"Yes."

"Well, you needn't worry any more, then. Why, one of the first things she did in the city, when she started this Camp Fire, was to get us all to work to get better milk for the babies in the poor parts, where the tenement houses are. We all helped, but she did most of it. And now all the milk is good and pure, and the babies don't die any more in the hot weather in summer."

"That's fine. I'd like to be a Camp Fire Girl."

"Why shouldn't you be one, then?"

"But—"

Bessie hesitated.

After all, why not? Maw Hoover would never have let her do anything like that—but Maw Hoover couldn't stop her from doing anything she liked now. Wanaka had told her what Zara had always said, that Maw Hoover couldn't make her stay, couldn't make her keep on working hard every day for nothing but her board. She had read about girls who had gone to the city and earned money, lots of money, without working any harder than she had always done. Perhaps could do that, too.

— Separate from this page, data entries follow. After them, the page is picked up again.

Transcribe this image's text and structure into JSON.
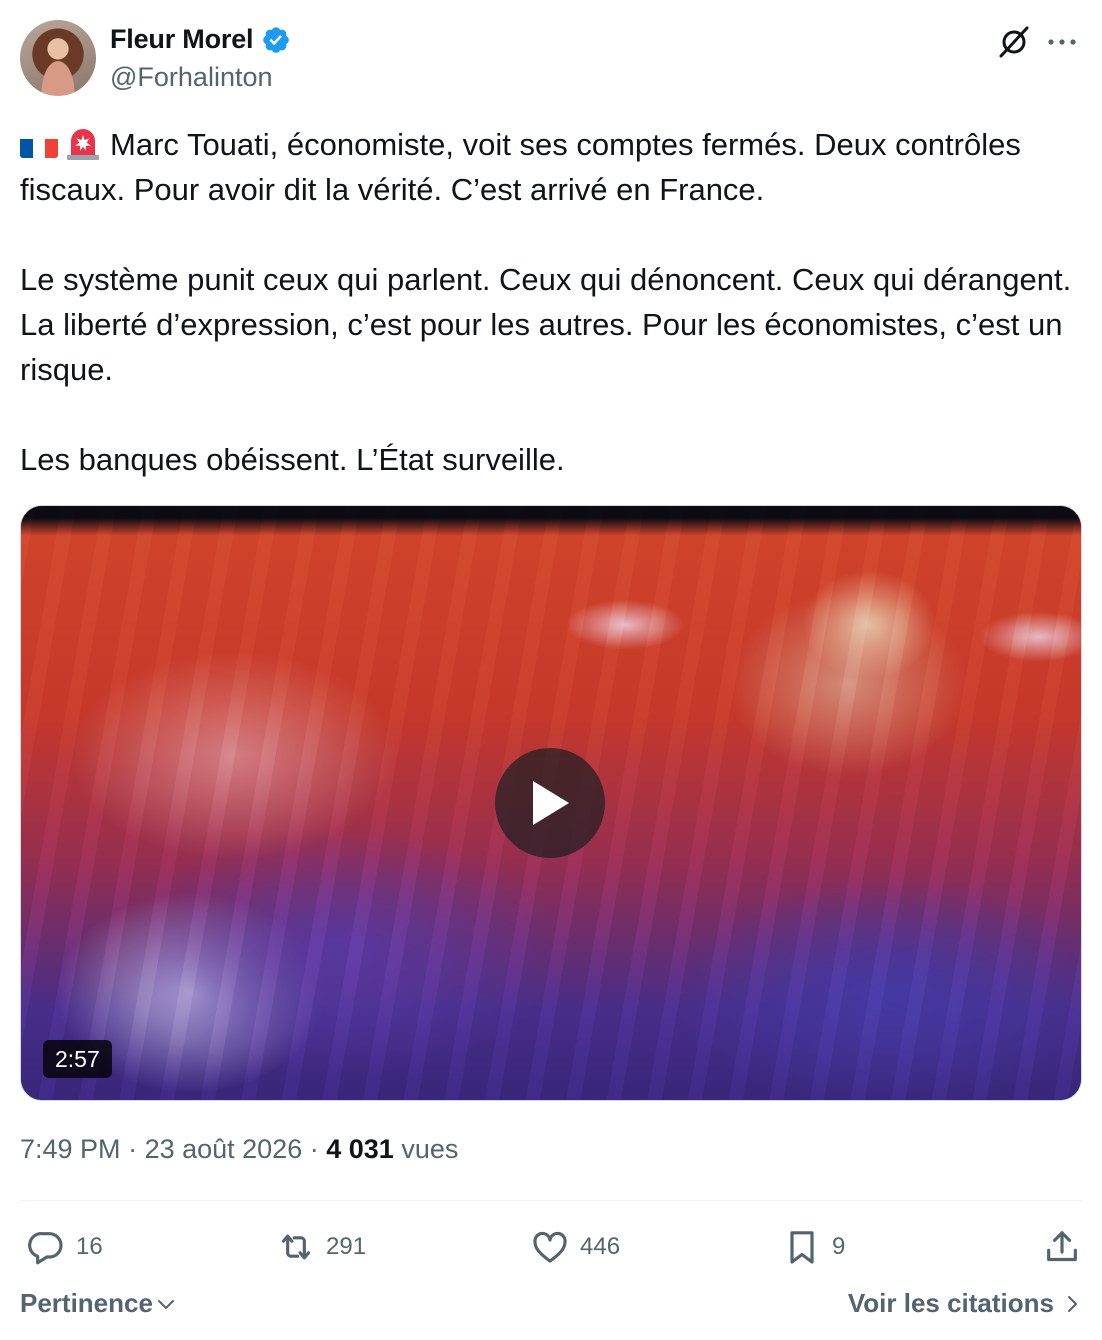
{
  "author": {
    "display_name": "Fleur Morel",
    "handle": "@Forhalinton",
    "verified": true,
    "verified_color": "#1d9bf0"
  },
  "header_icons": [
    "grok-icon",
    "more-icon"
  ],
  "tweet": {
    "emoji_prefix": [
      "flag-france-icon",
      "siren-icon"
    ],
    "line1": "Marc Touati, économiste, voit ses comptes fermés. Deux contrôles fiscaux. Pour avoir dit la vérité. C’est arrivé en France.",
    "paragraph2": "Le système punit ceux qui parlent. Ceux qui dénoncent. Ceux qui dérangent. La liberté d’expression, c’est pour les autres. Pour les économistes, c’est un risque.",
    "paragraph3": "Les banques obéissent. L’État surveille."
  },
  "media": {
    "type": "video",
    "duration": "2:57"
  },
  "meta": {
    "time": "7:49 PM",
    "separator": " · ",
    "date": "23 août 2026",
    "views_count": "4 031",
    "views_label": "vues"
  },
  "actions": {
    "replies": "16",
    "reposts": "291",
    "likes": "446",
    "bookmarks": "9"
  },
  "footer": {
    "sort_label": "Pertinence",
    "quotes_label": "Voir les citations"
  },
  "colors": {
    "text": "#0f1419",
    "secondary": "#536471",
    "accent": "#1d9bf0"
  }
}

"You talk to Wanaka about that when she comes back," said Minnehaha, who guessed what Bessie was thinking. "You see her. She'll explain it to you. And you're going to be happy, Bessie. I'm sure of that. When people do right, and still aren't happy for a while, it's always made up to them some way. And usually when they do wrong they have to pay for it, some way or another. That's one of the things we learn in the Camp Fire."

"Here comes Wanaka now," said one of the other girls. "There's someone with her."

Bessie looked frightened.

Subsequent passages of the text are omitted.